\begin{tabular}{l|l} A 11-foot ladder is leaning \\ against a building, with the base \\ of the ladder 3 feet from the \\ building. How high up on the \\ building will the top of the ladder \\ reach? & \( \begin{array}{l}\text { The ladder will reach } \\ \text { ft high up on the building. } \\ \text { (Simplify your answer. } \\ \text { Type an exact answer, } \\ \text { using radicals as } \\ \text { needed.) }\end{array} \)\end{tabular}

To solve the problem, we can use the Pythagorean theorem, which states that in a right triangle, the square of the hypotenuse (the ladder in this case) is equal to the sum of the squares of the other two sides. Here, the ladder is the hypotenuse with a length of 11 feet, the distance from the base of the ladder to the building is one side measuring 3 feet, and we want to find the height (h) that the ladder reaches on the building, which is the other side of the triangle.

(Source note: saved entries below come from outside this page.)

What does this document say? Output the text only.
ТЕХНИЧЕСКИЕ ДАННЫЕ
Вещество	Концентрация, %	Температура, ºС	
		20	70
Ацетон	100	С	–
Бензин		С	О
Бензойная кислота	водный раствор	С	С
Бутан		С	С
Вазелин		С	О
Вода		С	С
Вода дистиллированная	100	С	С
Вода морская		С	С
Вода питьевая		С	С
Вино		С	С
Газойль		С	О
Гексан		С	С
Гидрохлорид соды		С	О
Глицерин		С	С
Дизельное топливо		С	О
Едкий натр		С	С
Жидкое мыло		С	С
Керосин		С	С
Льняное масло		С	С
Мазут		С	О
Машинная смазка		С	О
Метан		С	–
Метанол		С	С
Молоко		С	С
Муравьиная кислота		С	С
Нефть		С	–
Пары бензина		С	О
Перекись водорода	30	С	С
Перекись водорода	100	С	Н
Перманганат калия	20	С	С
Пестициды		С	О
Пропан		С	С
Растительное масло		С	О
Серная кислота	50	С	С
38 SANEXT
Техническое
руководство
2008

According to the Pythagorean theorem: \[ a^2 + b^2 = c^2 \] Where: - \( a = 3 \) (the distance from the wall) - \( b = h \) (the height the ladder reaches) - \( c = 11 \) (the length of the ladder) Plugging in the values: \[ 3^2 + h^2 = 11^2 \] This simplifies to: \[ 9 + h^2 = 121 \] Now, isolate \( h^2 \): \[ h^2 = 121 - 9 \] \[ h^2 = 112 \] Taking the square root of both sides gives: \[ h = \sqrt{112} = \sqrt{16 \times 7} = 4\sqrt{7} \] So, the top of the ladder will reach **4√7 feet high up on the building.**